Don’s Diary
New Year resolutions once again are on many minds at this time of the year. They are every year.
No doubt there are some who are glad that the year 2010 has passed and look forward to changes in fortune in the year 2011. Symbolically Janus, after whom the month of January was named, reflects the thoughts of many with one face looking backwards and the other forward. Some say the pessimists look backwards and the optimists look forward. I am one that always looks forward but not without regards to the lessons of the past.
I am one who is prone to make New Year resolutions but have never been successful at achieving them. I am sure that there are many like me.
New Year resolutions are a reasonable tool to achieve the “softer” objectives such attitude change and are more likely to be successful if you have somebody by you side who will regularly remind you of your masculine failings. However, I have found a different approach is needed to achieve major changes in a New Year, a significant time for revaluation of one’s journey over the seas of passion.
When I see a need for change I “set in concrete” the process for change. The first is invariably is to get the budget right for unless the business plan is right nothing else is likely to succeed. As individuals, unlike governments we cannot just increase taxes or make levies, benefit from shareholders by intervention in the share market to fund projects or to allow inflation to occur and effectively steal from those that have saved.

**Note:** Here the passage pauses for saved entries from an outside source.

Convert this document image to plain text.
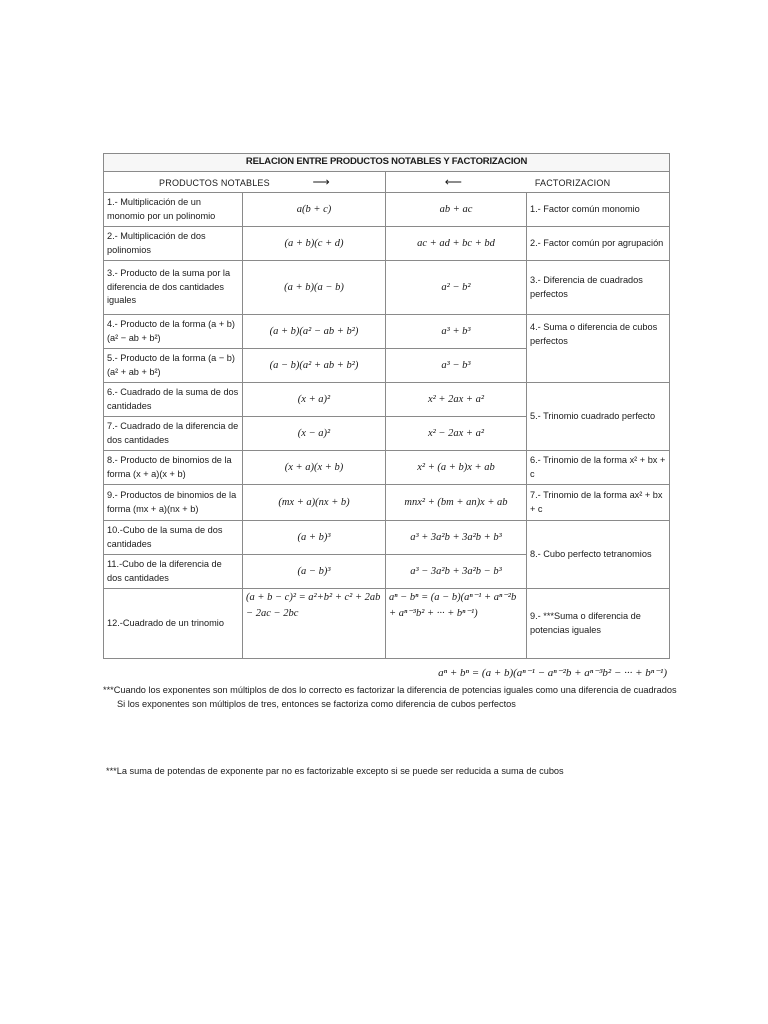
RELACION ENTRE PRODUCTOS NOTABLES Y FACTORIZACION			
PRODUCTOS NOTABLES ⟶		⟵ FACTORIZACION	
1.- Multiplicación de un monomio por un polinomio	a(b + c)	ab + ac	1.- Factor común monomio
2.- Multiplicación de dos polinomios	(a + b)(c + d)	ac + ad + bc + bd	2.- Factor común por agrupación
3.- Producto de la suma por la diferencia de dos cantidades iguales	(a + b)(a − b)	a² − b²	3.- Diferencia de cuadrados perfectos
4.- Producto de la forma (a + b)(a² − ab + b²)	(a + b)(a² − ab + b²)	a³ + b³	4.- Suma o diferencia de cubos perfectos
5.- Producto de la forma (a − b)(a² + ab + b²)	(a − b)(a² + ab + b²)	a³ − b³	
6.- Cuadrado de la suma de dos cantidades	(x + a)²	x² + 2ax + a²	5.- Trinomio cuadrado perfecto
7.- Cuadrado de la diferencia de dos cantidades	(x − a)²	x² − 2ax + a²	
8.- Producto de binomios de la forma (x + a)(x + b)	(x + a)(x + b)	x² + (a + b)x + ab	6.- Trinomio de la forma x² + bx + c
9.- Productos de binomios de la forma (mx + a)(nx + b)	(mx + a)(nx + b)	mnx² + (bm + an)x + ab	7.- Trinomio de la forma ax² + bx + c
10.-Cubo de la suma de dos cantidades	(a + b)³	a³ + 3a²b + 3a²b + b³	8.- Cubo perfecto tetranomios
11.-Cubo de la diferencia de dos cantidades	(a − b)³	a³ − 3a²b + 3a²b − b³	
12.-Cuadrado de un trinomio	(a + b − c)² = a²+b² + c² + 2ab − 2ac − 2bc	aⁿ − bⁿ = (a − b)(aⁿ⁻¹ + aⁿ⁻²b + aⁿ⁻³b² + ··· + bⁿ⁻¹)	9.- ***Suma o diferencia de potencias iguales
aⁿ + bⁿ = (a + b)(aⁿ⁻¹ − aⁿ⁻²b + aⁿ⁻³b² − ··· + bⁿ⁻¹)
***Cuando los exponentes son múltiplos de dos lo correcto es factorizar la diferencia de potencias iguales como una diferencia de cuadrados
Si los exponentes son múltiplos de tres, entonces se factoriza como diferencia de cubos perfectos
***La suma de potendas de exponente par no es factorizable excepto si se puede ser reducida a suma de cubos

The first thing to do is to get debt under control – change to the best mortgage option and make regular periodic payments through your bank for repayments. If this will not solve the problem consider leasing the asset if it is a property and rent, or as a last resort sell the place. Make the decisions early and forget about pride! De-clutter especially with cars and keep those that do not incur major capital depreciation. You have to earn a lot of money to make up the capital losses that so many will experience. Always realise that all your changes with capital items delight the taxman, the salesmen and real-estate agents and the lawyers but you will be the looser and if you are retired it is likely that you will never recover.

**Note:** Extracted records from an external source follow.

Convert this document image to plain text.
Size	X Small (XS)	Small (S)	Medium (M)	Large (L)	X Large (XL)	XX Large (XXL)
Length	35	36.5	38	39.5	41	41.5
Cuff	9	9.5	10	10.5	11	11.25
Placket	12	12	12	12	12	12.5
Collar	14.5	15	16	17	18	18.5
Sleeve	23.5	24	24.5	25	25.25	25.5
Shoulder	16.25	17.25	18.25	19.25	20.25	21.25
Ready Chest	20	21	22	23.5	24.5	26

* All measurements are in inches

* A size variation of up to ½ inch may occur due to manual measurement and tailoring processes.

Should you plan to move to a provincial city? In Victoria there are some great places and the costs are lower. However, consider the transfer costs.

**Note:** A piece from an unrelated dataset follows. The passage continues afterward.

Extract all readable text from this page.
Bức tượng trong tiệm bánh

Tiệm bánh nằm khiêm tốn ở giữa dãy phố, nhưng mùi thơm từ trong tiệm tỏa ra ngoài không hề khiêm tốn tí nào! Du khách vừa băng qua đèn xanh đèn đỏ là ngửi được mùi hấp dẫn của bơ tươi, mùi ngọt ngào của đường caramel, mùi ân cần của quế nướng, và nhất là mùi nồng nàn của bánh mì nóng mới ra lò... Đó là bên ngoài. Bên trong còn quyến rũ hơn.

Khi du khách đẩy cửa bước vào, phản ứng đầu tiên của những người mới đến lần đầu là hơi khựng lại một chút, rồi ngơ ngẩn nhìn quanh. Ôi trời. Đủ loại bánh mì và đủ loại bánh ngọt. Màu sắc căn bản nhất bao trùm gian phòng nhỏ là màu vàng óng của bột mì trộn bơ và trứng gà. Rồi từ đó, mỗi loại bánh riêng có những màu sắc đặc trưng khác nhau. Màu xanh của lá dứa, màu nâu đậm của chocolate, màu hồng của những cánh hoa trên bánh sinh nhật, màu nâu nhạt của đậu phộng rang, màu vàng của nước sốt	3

You could then work out how to “re-invent” yourself because to survive and be employable you have to be adaptable. Set in concrete a plan to equip yourself to become a more useful in society. Study and try. Mark up extensive calendar reminders. Allocate and quarantine specific funds for activities. Use synergy: even with your wife! (A current expression in Canada for a divorce settlement is “being halved”.) And Freemasonry in 2011? – you may enjoy it more in fewer lodges and other Orders: I do. Above all, preserve your health – you have to do it: governments cannot and will not despite all the promises. However even without a concrete New Year plan let us still have faith and hope for without whose we are all lost.